A little over a month later, on July 4, at the annual hot dog eating contest, a seltzer bottle containing the teeth of the alleged original contest winner, Jim Mullen, will lead a procession of the contestants prior to the contest. According to legend, the first hot dog eating contest took place on July 4, 1916 with four immigrants who were trying to see who was the most patriotic. The winner was Jim Mullen.

However, it turned out that the story of the first hot dog eating contest was a publicity stunt coordinated by promoter Mortimer Matz and Max Rosey fabricated in the early ’70s.

That said, the real excitement this year, according to hot dog contest Master of Ceremonies George Shea, is the “major grudge match between Matt Stonie and Joey Chestnut.” Chestnut, the champion for eight years in a row following his victory over the previous champion Kobayashi, was dethroned last year by Stonie. This year is sure to be a nail biter and according to Shea, bring larger crowds than ever to the seaside gorge-fest.

Nathan’s was first opened in 1916 by a Polish immigrant Nathan Handwerker and his wife Ida as a five-cent hot dog stand in Coney Island, who used their life savings of $300 to launch the business. The Surf Avenue restaurant stands on the same spot as the original stand, and has never closed since its opening except in 2012 due to Hurricane Sandy.

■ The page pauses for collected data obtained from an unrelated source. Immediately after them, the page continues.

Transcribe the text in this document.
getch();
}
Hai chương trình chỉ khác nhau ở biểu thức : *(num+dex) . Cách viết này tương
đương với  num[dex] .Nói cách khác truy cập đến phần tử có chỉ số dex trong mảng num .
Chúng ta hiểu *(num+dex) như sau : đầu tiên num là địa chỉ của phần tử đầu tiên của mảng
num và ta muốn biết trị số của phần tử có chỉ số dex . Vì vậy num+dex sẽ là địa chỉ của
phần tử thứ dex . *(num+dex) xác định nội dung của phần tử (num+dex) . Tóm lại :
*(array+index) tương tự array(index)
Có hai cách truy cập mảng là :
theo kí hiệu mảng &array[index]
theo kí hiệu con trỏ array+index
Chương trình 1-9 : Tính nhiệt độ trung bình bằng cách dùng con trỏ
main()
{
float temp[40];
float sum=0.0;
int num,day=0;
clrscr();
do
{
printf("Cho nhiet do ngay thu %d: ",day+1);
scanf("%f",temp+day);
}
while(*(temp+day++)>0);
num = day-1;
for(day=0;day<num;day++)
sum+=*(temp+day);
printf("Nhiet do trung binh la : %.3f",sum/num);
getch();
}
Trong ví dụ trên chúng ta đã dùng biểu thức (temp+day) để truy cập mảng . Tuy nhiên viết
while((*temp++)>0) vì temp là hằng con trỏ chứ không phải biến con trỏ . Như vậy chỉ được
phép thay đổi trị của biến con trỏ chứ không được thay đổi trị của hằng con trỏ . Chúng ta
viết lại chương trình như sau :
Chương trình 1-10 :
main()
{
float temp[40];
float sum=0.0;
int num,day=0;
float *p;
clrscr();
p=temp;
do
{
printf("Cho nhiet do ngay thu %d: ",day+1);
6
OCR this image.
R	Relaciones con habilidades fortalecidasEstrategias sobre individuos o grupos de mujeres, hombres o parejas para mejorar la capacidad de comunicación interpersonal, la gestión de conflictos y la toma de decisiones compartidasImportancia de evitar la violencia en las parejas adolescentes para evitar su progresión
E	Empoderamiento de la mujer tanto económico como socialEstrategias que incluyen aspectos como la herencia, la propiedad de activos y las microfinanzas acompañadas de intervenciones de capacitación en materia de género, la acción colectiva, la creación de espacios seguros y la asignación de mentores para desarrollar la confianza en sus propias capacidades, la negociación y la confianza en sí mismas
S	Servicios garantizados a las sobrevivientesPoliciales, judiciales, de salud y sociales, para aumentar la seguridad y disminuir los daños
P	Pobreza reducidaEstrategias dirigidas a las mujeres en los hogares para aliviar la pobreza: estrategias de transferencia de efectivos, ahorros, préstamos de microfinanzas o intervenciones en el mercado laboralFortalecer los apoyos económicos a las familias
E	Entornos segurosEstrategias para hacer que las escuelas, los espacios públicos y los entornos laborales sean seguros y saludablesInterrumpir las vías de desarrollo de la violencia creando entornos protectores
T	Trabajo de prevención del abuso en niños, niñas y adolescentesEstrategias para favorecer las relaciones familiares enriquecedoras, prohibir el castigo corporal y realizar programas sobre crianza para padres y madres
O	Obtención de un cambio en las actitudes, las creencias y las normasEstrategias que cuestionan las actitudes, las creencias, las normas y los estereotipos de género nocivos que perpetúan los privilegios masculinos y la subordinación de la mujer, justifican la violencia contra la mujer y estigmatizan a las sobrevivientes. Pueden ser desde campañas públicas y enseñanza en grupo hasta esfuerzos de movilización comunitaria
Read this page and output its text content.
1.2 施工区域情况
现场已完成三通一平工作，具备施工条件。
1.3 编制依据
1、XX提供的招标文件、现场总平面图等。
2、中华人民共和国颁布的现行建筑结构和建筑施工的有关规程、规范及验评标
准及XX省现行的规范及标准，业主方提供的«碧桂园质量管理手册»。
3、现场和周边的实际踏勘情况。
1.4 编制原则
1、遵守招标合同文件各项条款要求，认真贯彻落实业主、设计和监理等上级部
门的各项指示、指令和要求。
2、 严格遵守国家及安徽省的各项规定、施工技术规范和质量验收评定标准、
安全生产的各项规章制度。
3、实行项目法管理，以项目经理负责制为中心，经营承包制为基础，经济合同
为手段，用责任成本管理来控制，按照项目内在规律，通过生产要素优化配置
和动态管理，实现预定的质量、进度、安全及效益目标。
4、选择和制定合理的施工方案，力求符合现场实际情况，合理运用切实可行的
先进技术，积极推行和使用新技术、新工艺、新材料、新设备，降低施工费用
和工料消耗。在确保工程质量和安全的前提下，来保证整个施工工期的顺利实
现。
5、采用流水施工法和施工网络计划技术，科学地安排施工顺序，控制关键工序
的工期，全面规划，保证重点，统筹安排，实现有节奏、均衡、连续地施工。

Otherwise, the century-old establishment is open 365 days a year.

Currently, Nathan’s has over 300 locations in nine different countries including Kuwait, Russia and Egypt. On top of that, Nathan’s brand hot dogs are sold in all 50 states in 40,000 different retail locations.

But, it’s still a New York favorite, first and foremost. “No man can hope to be elected in this state without being photographed eating a hot dog at Nathan’s Famous,” stated Nelson Rockefeller, former governor of New York.